- Created: Friday, 19 April 2019 11:05
- Written by Elias Haddad
Hundreds of thousands of protesters have come out in Algeria’s cities against president Abdelaziz Bouteflika’s National Liberation Front (FLN) government. The 82-year-old Bouteflika has been in office since 1999, and the FLN has held power since its victory in the heroic anti-colonial liberation war against France in 1962. Demonstrations against Bouteflika started on 16 February and are continuing as we go to press six weeks later. They were sparked by the president’s announcement of his intention to run for a fifth term in upcoming elections. Protesters found the announcement ‘humiliating’ as Bouteflika has been ill and rarely appeared in public after a stroke in 2013. While past election results have been questionable, Bouteflika has maintained between 80% and 90% of the vote. A five-day strike, starting on 10 March, paralysed the capital and key economic sectors. Transport in the cities, oil and sugar production and higher education were stopped during the strike. Protests have been largely peaceful, with few clashes between protesters and police.
On 11 March, in response to the discontent, it was announced that Bouteflika would not stand again. On 12 March the prime minister, Ahmed Ouyahia resigned, and the April 2019 elections were postponed indefinitely. The FLN is now attempting to form a new government. The new prime minister, Noureddine Bedoui, declared that the new cabinet will include experts without political affiliation. Protests have only grown in numbers since this reshuffling.

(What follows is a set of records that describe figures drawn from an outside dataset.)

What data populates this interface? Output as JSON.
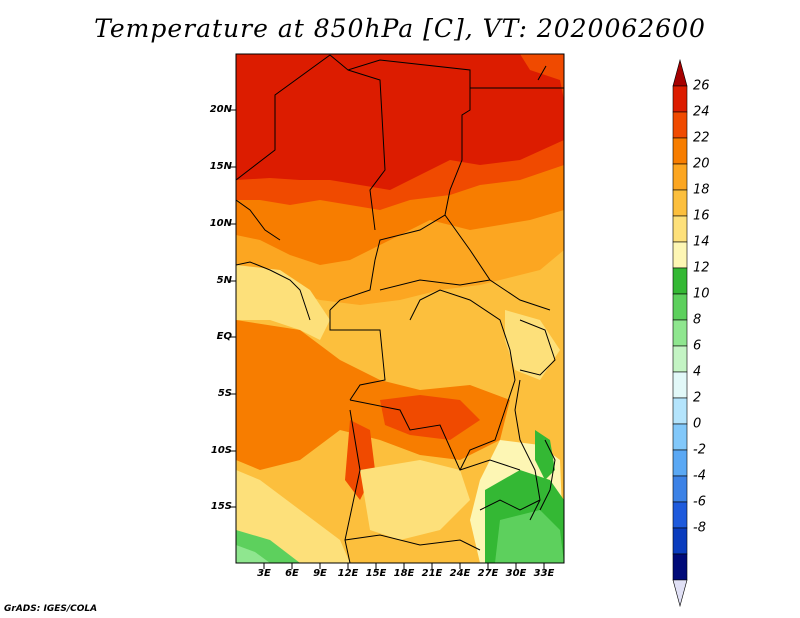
{
  "title": "Temperature at 850hPa [C], VT: 2020062600",
  "credit": "GrADS: IGES/COLA",
  "y_axis_labels": [
    "20N",
    "15N",
    "10N",
    "5N",
    "EQ",
    "5S",
    "10S",
    "15S"
  ],
  "x_axis_labels": [
    "3E",
    "6E",
    "9E",
    "12E",
    "15E",
    "18E",
    "21E",
    "24E",
    "27E",
    "30E",
    "33E"
  ],
  "colorbar": {
    "labels": [
      "26",
      "24",
      "22",
      "20",
      "18",
      "16",
      "14",
      "12",
      "10",
      "8",
      "6",
      "4",
      "2",
      "0",
      "-2",
      "-4",
      "-6",
      "-8"
    ],
    "colors": [
      "#a50000",
      "#dc1c00",
      "#f04a00",
      "#f77d00",
      "#fca621",
      "#fcbf3d",
      "#fde07a",
      "#fdf6b4",
      "#34b834",
      "#5dd05d",
      "#8fe68f",
      "#c4f4c4",
      "#e2f8f8",
      "#b4e4fc",
      "#82c8fa",
      "#5aa8f4",
      "#3c82e6",
      "#1e5adc",
      "#0a3cbe",
      "#000a78",
      "#e0e0f5"
    ]
  },
  "map": {
    "projection": "lat-lon",
    "lon_range": [
      0,
      35
    ],
    "lat_range": [
      -20,
      25
    ],
    "region": "Central Africa",
    "variable": "Temperature at 850hPa",
    "units": "C"
  }
}
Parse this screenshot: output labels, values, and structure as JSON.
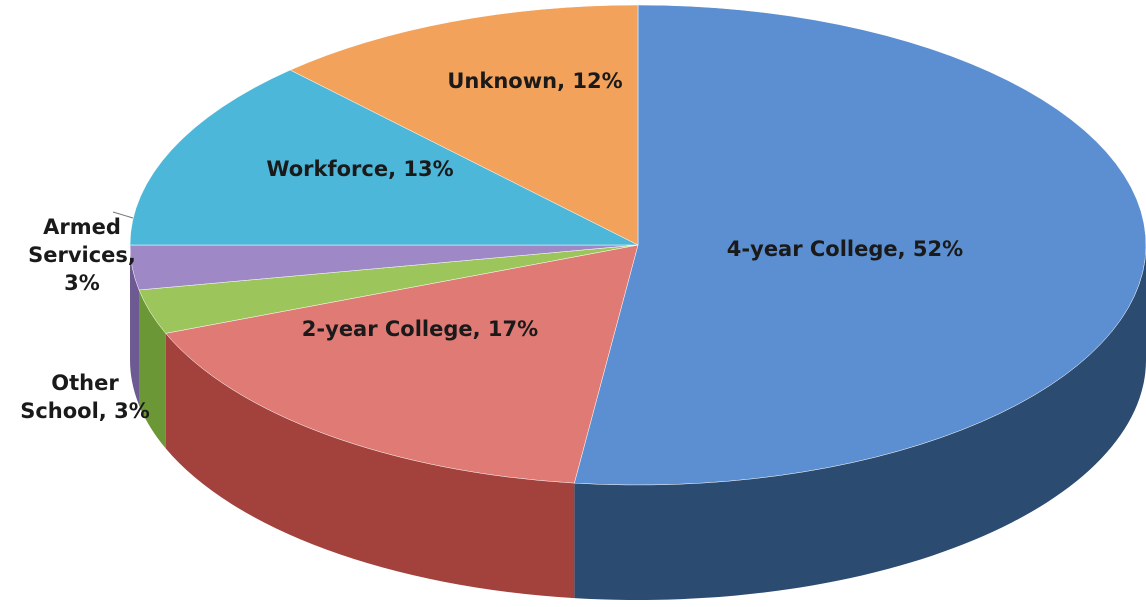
{
  "chart_data": {
    "type": "pie3d",
    "values": [
      52,
      17,
      3,
      3,
      13,
      12
    ],
    "value_labels": [
      "4-year College, 52%",
      "2-year College, 17%",
      "Other School, 3%",
      "Armed Services, 3%",
      "Workforce, 13%",
      "Unknown, 12%"
    ],
    "colors": [
      "#5c8fd1",
      "#e07a75",
      "#9cc65b",
      "#9f88c6",
      "#4cb7d8",
      "#f3a25c"
    ],
    "side_colors": [
      "#2b4b70",
      "#a3423c",
      "#6c9736",
      "#6e5a92",
      "#2a7d99",
      "#b86f30"
    ]
  }
}
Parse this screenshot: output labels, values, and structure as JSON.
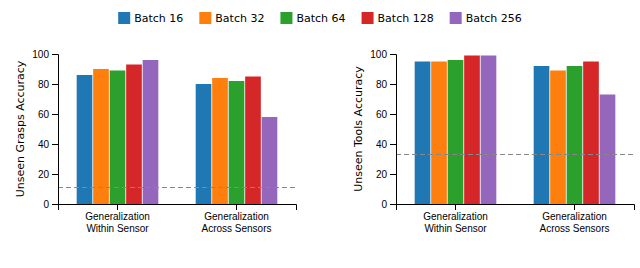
{
  "chart_data": [
    {
      "type": "bar",
      "ylabel": "Unseen Grasps Accuracy",
      "categories": [
        "Generalization\nWithin Sensor",
        "Generalization\nAcross Sensors"
      ],
      "series": [
        {
          "name": "Batch 16",
          "values": [
            86,
            80
          ]
        },
        {
          "name": "Batch 32",
          "values": [
            90,
            84
          ]
        },
        {
          "name": "Batch 64",
          "values": [
            89,
            82
          ]
        },
        {
          "name": "Batch 128",
          "values": [
            93,
            85
          ]
        },
        {
          "name": "Batch 256",
          "values": [
            96,
            58
          ]
        }
      ],
      "baseline": 11,
      "ylim": [
        0,
        100
      ],
      "yticks": [
        0,
        20,
        40,
        60,
        80,
        100
      ],
      "legend": "top"
    },
    {
      "type": "bar",
      "ylabel": "Unseen Tools Accuracy",
      "categories": [
        "Generalization\nWithin Sensor",
        "Generalization\nAcross Sensors"
      ],
      "series": [
        {
          "name": "Batch 16",
          "values": [
            95,
            92
          ]
        },
        {
          "name": "Batch 32",
          "values": [
            95,
            89
          ]
        },
        {
          "name": "Batch 64",
          "values": [
            96,
            92
          ]
        },
        {
          "name": "Batch 128",
          "values": [
            99,
            95
          ]
        },
        {
          "name": "Batch 256",
          "values": [
            99,
            73
          ]
        }
      ],
      "baseline": 33,
      "ylim": [
        0,
        100
      ],
      "yticks": [
        0,
        20,
        40,
        60,
        80,
        100
      ]
    }
  ]
}
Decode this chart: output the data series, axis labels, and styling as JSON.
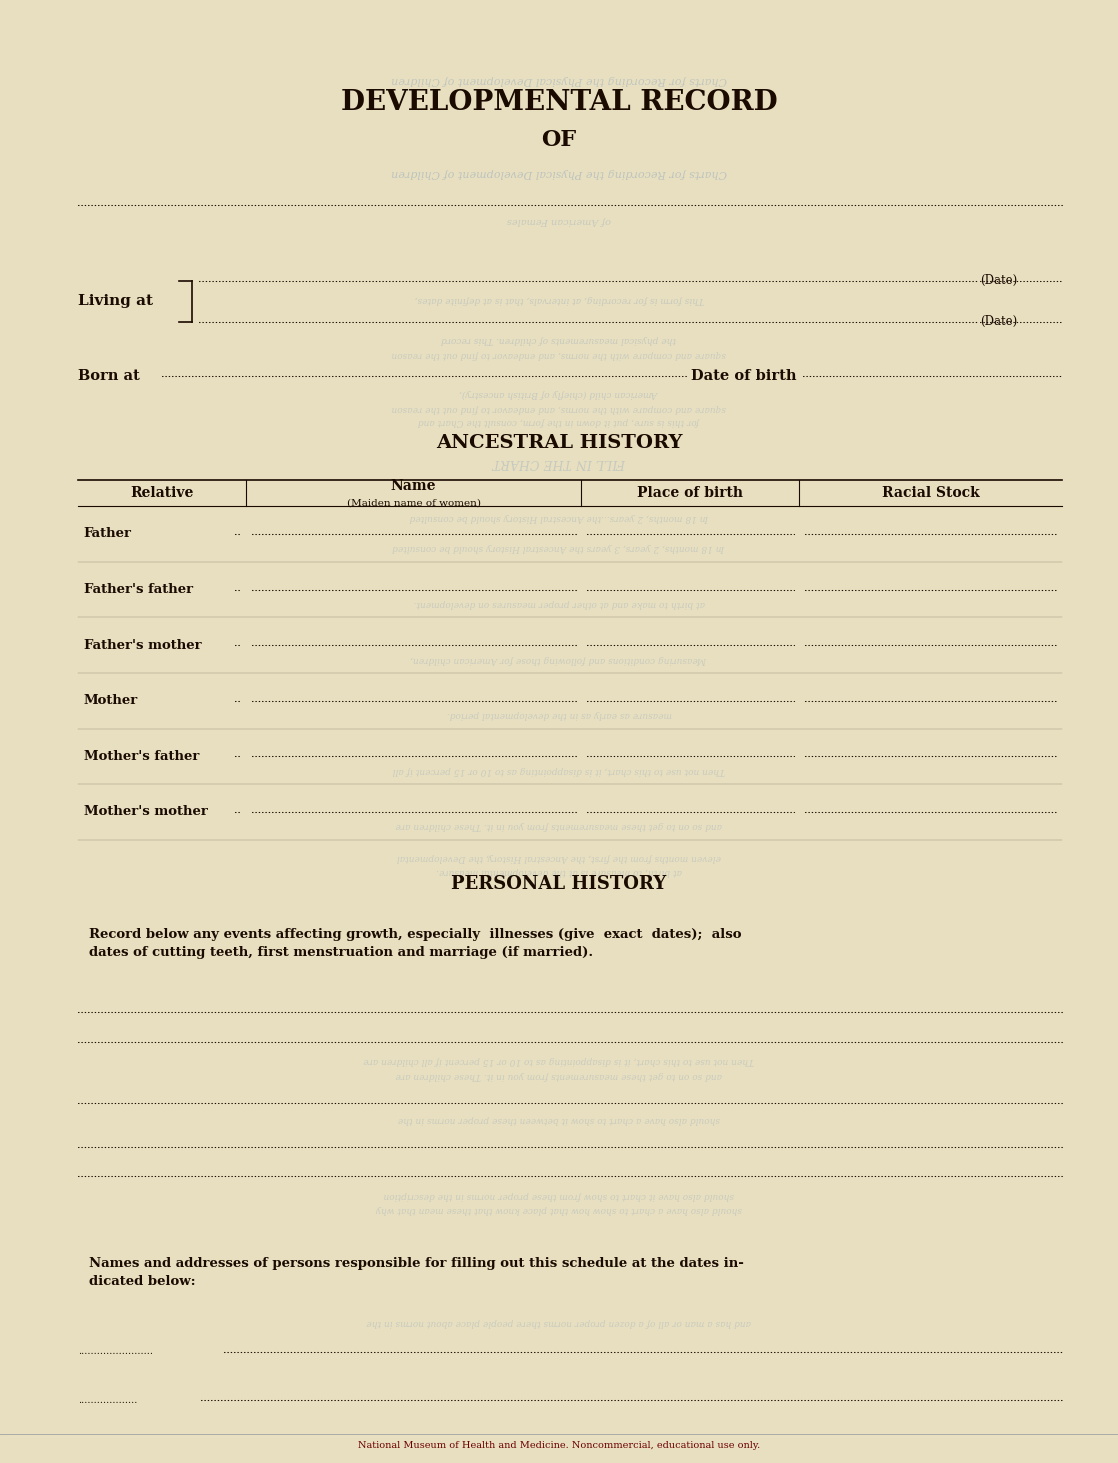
{
  "bg_color": "#e8dfc0",
  "text_color": "#1a0a00",
  "ghost_text_color": "#7799bb",
  "title1": "DEVELOPMENTAL RECORD",
  "title2": "OF",
  "living_at_label": "Living at",
  "ancestral_history_title": "ANCESTRAL HISTORY",
  "table_headers_col0": "Relative",
  "table_headers_col1a": "Name",
  "table_headers_col1b": "(Maiden name of women)",
  "table_headers_col2": "Place of birth",
  "table_headers_col3": "Racial Stock",
  "table_rows": [
    "Father",
    "Father's father",
    "Father's mother",
    "Mother",
    "Mother's father",
    "Mother's mother"
  ],
  "personal_history_title": "PERSONAL HISTORY",
  "personal_history_text": "Record below any events affecting growth, especially  illnesses (give  exact  dates);  also\ndates of cutting teeth, first menstruation and marriage (if married).",
  "names_addresses_text": "Names and addresses of persons responsible for filling out this schedule at the dates in-\ndicated below:",
  "footer_text": "National Museum of Health and Medicine. Noncommercial, educational use only.",
  "col_dividers": [
    0.07,
    0.22,
    0.52,
    0.715,
    0.95
  ]
}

Given the feeble state of Bouteflika, it is clear that the country’s ruling class is behind his reluctance to leave power. The government of Bouteflika has entrenched the position of the country’s bourgeoisie, which has grown rich with state contracts and the export of oil and gas to Europe. The Forum of Business Leaders (FCE) is a key supporter of Bouteflika. This is not surprising as FCE president Ali Haddad amassed his wealth through million- and billion-dollar construction deals with the government. In 2014 he admitted that he ‘is close to military and civilian officials’, such as the president’s brother and right-hand man, Said Bouteflika. A recent project puts this into perspective: a 750-mile highway cost $15bn, making it one of the most expensive road projects in the world.
Some FLN politicians and business-men have jumped ship, however. Moab Bouchareb, a leading figure in the FLN, claimed that the party ‘supports the popular movement’ – as well as Bouteflika’s unclear ‘reform plan’. There are also rumours of certain leading bourgeois figures, such as Mohamed Benamor, meeting with potential successors, in their quest for state contracts.
Other more principled former and current FLN members have come out in support of the protests. Djamila Bouhired, a popular veteran of the struggle for decolonisation and the liberation of women, has joined the movement. In contrast to the 1988 anti-government movement, Algerian women are taking an increasingly active role.
French president Emmanuel Macron praised the decision of president Bouteflika, stating that it would lead to a ‘transition of reasonable length’. These declarations resulted in protesters rejecting any kind of interference from France. For example, a large banner read ‘It’s the people who decide, not France.’ These protests contrast with trends in the ‘Arab Spring’ in some other countries which called for intervention from Europe and the US. In fact, many criticise the FLN’s links with European states and businesses.
The future remains uncertain. It is not clear whether the FLN will step down or cling to power with another figurehead. It is hard to predict who would become the next president or even the next ruling party. The protests are not led by any particular organisation. Trade unions, former FLN members, the Workers’ Party and the Islamic High Council (a union of imams) are amongst the many groups involved.
The FLN was initially a popular movement which gained its legitimacy in the long and bloody war of independence (1954-1962) in which it defeated French colonialism. At least one million Algerians died. Despite many conflicting trends within the FLN, and the suppression of communists and other opposition, the government initially took many popular and progressive steps towards creating an independent, anti-imperialist Algeria. The government began to turn away from socialist policies in the 1980s, and discontent grew alongside the rise of Islamist parties. Multi-party elections were introduced in 1988. In 1991, as the Islamic Salvation Front (FIS) was poised to win the elections, the pro-FLN military staged a coup d’état, resulting in the Algerian Civil War (1991-2002). In the 2004 elections Bouteflika was seen as a national unity figure, supported by members of the FIS, the FLN and other factions.
In Algeria’s recent history there have been few signs of widespread popular discontent. The current protests are the largest since 2001. The ‘Arab Spring’ was negligible in Algeria, and the country had not experienced neoliberal shock to the same degree as Tunisia or Egypt. Income from natural gas and oil have sustained high levels of development and demobilised discontent. Algeria has the highest Human Development Index in Africa. However, recent years have seen Algerians’ living standards deteriorate with a drop in oil and gas income. Greater than 10% unemployment has been a chronic feature of post-civil-war Algeria. The country’s youth sees little future within the current situation and demands change – it remains to be seen in what direction.